Mullen argued Wednesday that lawmakers historically saw 18-to-20-year-olds as minors who did not have the right to bear arms.
“My understanding was that they were considered infants in the eyes of the law at the time of the founding, and didn't have independent Second Amendment rights for that reason,” Mullen said.
He argued that the Congress of 1868 would not have approved the 14th Amendment, which prevents states from depriving U.S. citizens of federal rights, without addressing that the amendment would invalidate several state-approved gun regulations pertaining to 18-to-20-year-olds.
Ohlendorf disputed this.
“Even that proposition is not enough to justify Pennsylvania's law because, at the time the 14th Amendment was ratified in 1868, there were only two or three states that impose any sort of age-based restriction on firearms, keeping it bearing firearms,” the attorney said.
When the Second Amendment was ratified, Ohlendorf continued, it gave rights to those 18 and older.
U.S. Circuit Judge Felipe Restrepo asked the coalition’s lawyer to clarify what the age of majority was at that time the Second Amendment was passed. “It's not crystal clear what the definition of an adult and their legal rights were at the founding,” the judge noted.

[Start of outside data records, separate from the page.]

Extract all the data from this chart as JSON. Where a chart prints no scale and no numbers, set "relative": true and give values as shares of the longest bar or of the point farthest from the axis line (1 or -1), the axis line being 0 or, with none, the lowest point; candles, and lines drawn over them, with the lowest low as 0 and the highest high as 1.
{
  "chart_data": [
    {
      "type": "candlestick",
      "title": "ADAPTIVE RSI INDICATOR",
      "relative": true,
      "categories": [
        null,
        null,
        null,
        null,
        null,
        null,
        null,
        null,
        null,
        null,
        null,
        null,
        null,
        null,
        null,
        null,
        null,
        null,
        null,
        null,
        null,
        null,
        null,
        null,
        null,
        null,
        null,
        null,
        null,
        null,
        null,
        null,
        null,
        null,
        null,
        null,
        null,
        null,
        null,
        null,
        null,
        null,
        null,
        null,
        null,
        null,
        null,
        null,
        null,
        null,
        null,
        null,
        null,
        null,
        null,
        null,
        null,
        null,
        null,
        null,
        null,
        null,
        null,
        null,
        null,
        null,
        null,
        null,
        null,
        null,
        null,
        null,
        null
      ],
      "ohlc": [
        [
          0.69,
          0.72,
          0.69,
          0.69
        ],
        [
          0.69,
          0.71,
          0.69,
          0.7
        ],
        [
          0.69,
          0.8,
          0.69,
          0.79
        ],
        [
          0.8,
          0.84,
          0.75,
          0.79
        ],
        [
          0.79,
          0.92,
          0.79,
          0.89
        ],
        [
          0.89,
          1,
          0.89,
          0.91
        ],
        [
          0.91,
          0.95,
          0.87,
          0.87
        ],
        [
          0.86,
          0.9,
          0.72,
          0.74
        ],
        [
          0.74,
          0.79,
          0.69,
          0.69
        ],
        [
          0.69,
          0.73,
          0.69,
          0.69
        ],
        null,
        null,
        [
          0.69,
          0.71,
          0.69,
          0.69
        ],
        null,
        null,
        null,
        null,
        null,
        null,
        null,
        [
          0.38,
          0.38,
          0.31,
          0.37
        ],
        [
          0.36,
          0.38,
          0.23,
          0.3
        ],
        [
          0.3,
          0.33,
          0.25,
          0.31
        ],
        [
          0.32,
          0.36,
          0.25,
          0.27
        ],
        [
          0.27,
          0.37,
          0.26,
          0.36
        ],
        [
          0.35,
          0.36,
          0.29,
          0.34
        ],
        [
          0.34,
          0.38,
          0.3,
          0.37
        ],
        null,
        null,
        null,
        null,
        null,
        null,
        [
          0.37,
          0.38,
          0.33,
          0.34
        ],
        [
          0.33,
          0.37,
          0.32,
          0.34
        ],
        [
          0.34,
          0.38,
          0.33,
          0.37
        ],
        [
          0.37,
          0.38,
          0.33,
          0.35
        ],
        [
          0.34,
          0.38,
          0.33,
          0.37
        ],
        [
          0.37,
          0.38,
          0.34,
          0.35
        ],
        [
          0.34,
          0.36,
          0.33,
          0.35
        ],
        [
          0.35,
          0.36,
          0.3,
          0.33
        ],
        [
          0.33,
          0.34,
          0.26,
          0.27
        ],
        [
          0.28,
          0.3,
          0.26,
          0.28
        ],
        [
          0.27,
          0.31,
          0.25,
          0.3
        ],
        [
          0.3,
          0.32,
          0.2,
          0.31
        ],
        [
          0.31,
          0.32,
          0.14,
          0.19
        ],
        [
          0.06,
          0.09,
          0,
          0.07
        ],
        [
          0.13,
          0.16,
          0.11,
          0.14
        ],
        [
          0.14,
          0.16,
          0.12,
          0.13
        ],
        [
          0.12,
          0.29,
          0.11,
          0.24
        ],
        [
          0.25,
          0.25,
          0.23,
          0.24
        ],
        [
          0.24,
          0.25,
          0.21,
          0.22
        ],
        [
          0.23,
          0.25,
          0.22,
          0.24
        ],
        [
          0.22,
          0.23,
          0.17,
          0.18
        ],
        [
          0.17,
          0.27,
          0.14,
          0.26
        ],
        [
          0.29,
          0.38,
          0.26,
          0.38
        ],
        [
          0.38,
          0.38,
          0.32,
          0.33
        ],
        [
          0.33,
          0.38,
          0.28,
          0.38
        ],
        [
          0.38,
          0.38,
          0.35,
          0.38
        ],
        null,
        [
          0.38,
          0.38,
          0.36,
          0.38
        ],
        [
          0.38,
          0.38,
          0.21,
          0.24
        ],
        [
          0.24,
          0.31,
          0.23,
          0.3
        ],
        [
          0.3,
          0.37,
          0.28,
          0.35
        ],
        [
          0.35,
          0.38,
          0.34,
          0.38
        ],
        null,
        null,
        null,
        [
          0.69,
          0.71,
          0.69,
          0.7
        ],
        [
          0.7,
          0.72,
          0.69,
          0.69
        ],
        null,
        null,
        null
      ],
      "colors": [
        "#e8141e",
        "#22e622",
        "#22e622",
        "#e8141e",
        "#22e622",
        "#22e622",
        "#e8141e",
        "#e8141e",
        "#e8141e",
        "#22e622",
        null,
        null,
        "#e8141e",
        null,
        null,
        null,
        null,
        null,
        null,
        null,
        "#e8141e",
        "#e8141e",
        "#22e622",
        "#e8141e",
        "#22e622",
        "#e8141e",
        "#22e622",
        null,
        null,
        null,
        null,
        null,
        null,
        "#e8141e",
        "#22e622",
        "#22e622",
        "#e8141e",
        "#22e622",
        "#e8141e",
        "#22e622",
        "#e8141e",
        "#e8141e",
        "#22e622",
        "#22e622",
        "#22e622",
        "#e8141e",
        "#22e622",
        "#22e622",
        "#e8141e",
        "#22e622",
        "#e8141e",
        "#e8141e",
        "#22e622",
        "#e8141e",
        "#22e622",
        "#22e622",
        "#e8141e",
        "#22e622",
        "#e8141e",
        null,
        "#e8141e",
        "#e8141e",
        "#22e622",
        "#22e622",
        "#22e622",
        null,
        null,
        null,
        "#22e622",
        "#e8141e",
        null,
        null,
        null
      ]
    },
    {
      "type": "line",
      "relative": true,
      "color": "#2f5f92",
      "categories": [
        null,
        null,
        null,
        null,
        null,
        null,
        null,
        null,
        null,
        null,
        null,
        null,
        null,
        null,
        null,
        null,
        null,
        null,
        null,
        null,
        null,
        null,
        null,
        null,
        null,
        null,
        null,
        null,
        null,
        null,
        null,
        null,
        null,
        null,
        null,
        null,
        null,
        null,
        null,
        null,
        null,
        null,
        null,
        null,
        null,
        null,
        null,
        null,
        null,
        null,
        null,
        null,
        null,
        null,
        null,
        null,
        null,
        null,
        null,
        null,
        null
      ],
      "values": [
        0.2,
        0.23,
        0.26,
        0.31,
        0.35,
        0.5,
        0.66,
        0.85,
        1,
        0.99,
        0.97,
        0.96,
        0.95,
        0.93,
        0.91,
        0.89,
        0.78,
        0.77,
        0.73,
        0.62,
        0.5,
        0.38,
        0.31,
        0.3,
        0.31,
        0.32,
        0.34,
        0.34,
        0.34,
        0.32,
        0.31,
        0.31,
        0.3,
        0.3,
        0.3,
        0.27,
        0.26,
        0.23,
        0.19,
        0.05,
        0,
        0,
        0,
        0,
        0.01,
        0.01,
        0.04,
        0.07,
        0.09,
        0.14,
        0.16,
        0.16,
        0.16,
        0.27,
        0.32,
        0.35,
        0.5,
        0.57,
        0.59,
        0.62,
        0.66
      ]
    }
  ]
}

Ohlendorf argued that men must have possessed the right to carry at age 18 when the law allowed them to join militias.
“There were different age limits, some were 12, some were 14, some were 17. They vary based on gender. So I don't think one can say that there was one prevailing age of majority, but certainly 21 was the upper age of majority,” the attorney said.
Restrepo did not appear convinced.
“There's some historical support for the fact that the parents had to sign off on these or provide the weapons,” Restrepo said. The Biden appointee added that there were age restrictions at that time at universities and colleges, including Thomas Jefferson's University of Virginia, that banned firearms on campus.
Ohlendorf surmised that some historical sources “very clearly show robust evidence of the authority that parents had over the children living within their household.”
“We do not dispute that,” he said.
The Firearms Policy Coalition has been victorious post-Bruen in several other challenges of state bans surrounding gun rights for adults 18 to 20.
Smith, a George W. Bush appointee, asked Ohlendorf on Wednesday to clarify what Bruen hints should be the historical focus.
“What Bruen is crystal clear about is that late 19th century evidence is not instructive when it contradicts earlier, founding-era evidence,” Ohlendorf said.
“Your position is that 18-to-20-year-olds are part of ‘[we] the people’ unless we can find through analogical reasoning, historical antecedents that would take them out of ‘the people’ exactly?” Smith clarified.